How an API Choice Shapes Everything Downstream
The API you select at account creation is fixed for the life of the account and determines the data model, the query language, the client drivers, and even some portal tooling. You cannot later flip a NoSQL account into a Gremlin account; you would create a new account and migrate. This permanence is why the exam stresses matching the API to the workload up front: the decision is not easily reversed.
Mapping NoSQL Families to Cosmos DB APIs
Chapter 2 introduced the four NoSQL families. Cosmos DB's APIs map onto them directly, which is a clean way to remember the lineup:
| NoSQL family (concept) | Cosmos DB API |
|---|---|
| Document | NoSQL (native) and MongoDB |
| Column-family / wide-column | Apache Cassandra |
| Graph | Apache Gremlin |
| Key-value | Table |
This is also why a single "multi-model" service can cover so many scenarios: each API exposes the same globally distributed engine through the lens of a different data model.

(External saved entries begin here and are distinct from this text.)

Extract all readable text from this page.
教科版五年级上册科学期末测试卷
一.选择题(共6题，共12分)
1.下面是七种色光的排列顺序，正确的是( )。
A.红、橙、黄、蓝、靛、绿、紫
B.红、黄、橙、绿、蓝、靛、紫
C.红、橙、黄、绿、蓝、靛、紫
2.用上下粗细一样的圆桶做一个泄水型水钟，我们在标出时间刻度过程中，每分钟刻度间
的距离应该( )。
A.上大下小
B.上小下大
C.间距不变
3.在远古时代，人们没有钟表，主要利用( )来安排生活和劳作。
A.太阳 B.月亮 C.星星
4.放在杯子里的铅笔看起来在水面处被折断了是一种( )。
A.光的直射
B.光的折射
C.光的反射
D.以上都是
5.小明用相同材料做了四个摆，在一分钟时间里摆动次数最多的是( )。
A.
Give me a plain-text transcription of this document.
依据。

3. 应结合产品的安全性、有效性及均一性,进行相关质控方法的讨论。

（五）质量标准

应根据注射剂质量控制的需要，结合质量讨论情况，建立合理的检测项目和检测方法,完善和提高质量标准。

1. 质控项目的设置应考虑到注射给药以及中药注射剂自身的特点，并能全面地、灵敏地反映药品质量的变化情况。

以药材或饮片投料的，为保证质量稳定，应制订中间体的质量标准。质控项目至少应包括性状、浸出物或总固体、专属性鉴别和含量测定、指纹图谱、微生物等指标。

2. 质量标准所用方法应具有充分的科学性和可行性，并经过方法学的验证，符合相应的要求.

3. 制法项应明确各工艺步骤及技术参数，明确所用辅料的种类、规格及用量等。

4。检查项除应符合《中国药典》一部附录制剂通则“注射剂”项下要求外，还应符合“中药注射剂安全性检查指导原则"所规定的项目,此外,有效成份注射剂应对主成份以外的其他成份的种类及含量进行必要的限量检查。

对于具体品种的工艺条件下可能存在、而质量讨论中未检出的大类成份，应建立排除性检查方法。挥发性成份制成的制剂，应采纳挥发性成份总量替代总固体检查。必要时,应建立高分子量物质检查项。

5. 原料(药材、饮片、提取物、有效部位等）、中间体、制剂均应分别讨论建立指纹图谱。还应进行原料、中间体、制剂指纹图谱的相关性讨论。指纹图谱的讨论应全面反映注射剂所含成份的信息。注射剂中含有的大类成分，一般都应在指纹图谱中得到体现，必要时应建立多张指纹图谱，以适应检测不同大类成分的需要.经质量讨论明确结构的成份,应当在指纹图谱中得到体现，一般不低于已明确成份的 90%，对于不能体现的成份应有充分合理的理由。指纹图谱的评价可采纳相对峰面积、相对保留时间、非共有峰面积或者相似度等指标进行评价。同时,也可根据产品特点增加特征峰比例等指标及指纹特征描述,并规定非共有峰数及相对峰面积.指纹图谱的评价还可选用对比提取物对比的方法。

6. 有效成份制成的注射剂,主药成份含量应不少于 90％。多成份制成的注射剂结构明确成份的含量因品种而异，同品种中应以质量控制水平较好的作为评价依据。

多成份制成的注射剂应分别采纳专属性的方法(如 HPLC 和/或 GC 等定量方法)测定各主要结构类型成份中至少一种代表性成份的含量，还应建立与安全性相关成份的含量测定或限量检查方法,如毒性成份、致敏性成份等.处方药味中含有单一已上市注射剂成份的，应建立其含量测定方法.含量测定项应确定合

Compatibility Is About Migration, Not Magic
The MongoDB and Cassandra APIs implement the respective wire protocols and query languages, so existing apps and tools connect with little change. This is compatibility for migration, not a promise that every server-side feature of the original product is reproduced identically — some advanced or version-specific features may differ. For DP-900 the message is simpler: choose the compatible API to move an existing MongoDB or Cassandra workload onto a managed, globally distributed backend with minimal code change.
Quick Identification Drill
- "JSON documents, SQL-like queries, new app" → NoSQL.
- "We use the
mongoshell / MongoDB drivers today" → MongoDB. - "CQL keyspaces and tables / Cassandra cluster today" → Cassandra.
- "Vertices, edges, traversals, friend-of-friend" → Gremlin.
- "PartitionKey/RowKey, upgrade from Azure Table storage" → Table.
- "Distributed relational PostgreSQL with Citus" → Cosmos DB for PostgreSQL (relational; not one of the five NoSQL APIs).
Drilling these one-line tells turns the most common Cosmos DB exam question into a quick pattern match rather than a memory test.
An organization runs a large self-managed Apache Cassandra cluster and wants to move to a fully managed, globally distributed service while keeping its existing CQL queries and Cassandra drivers. Which Azure Cosmos DB API should it use?
A startup is building a brand-new application with no existing database and wants the richest feature set and the SQL-like document query experience that receives new Cosmos DB capabilities first. Which API is Microsoft's recommended choice?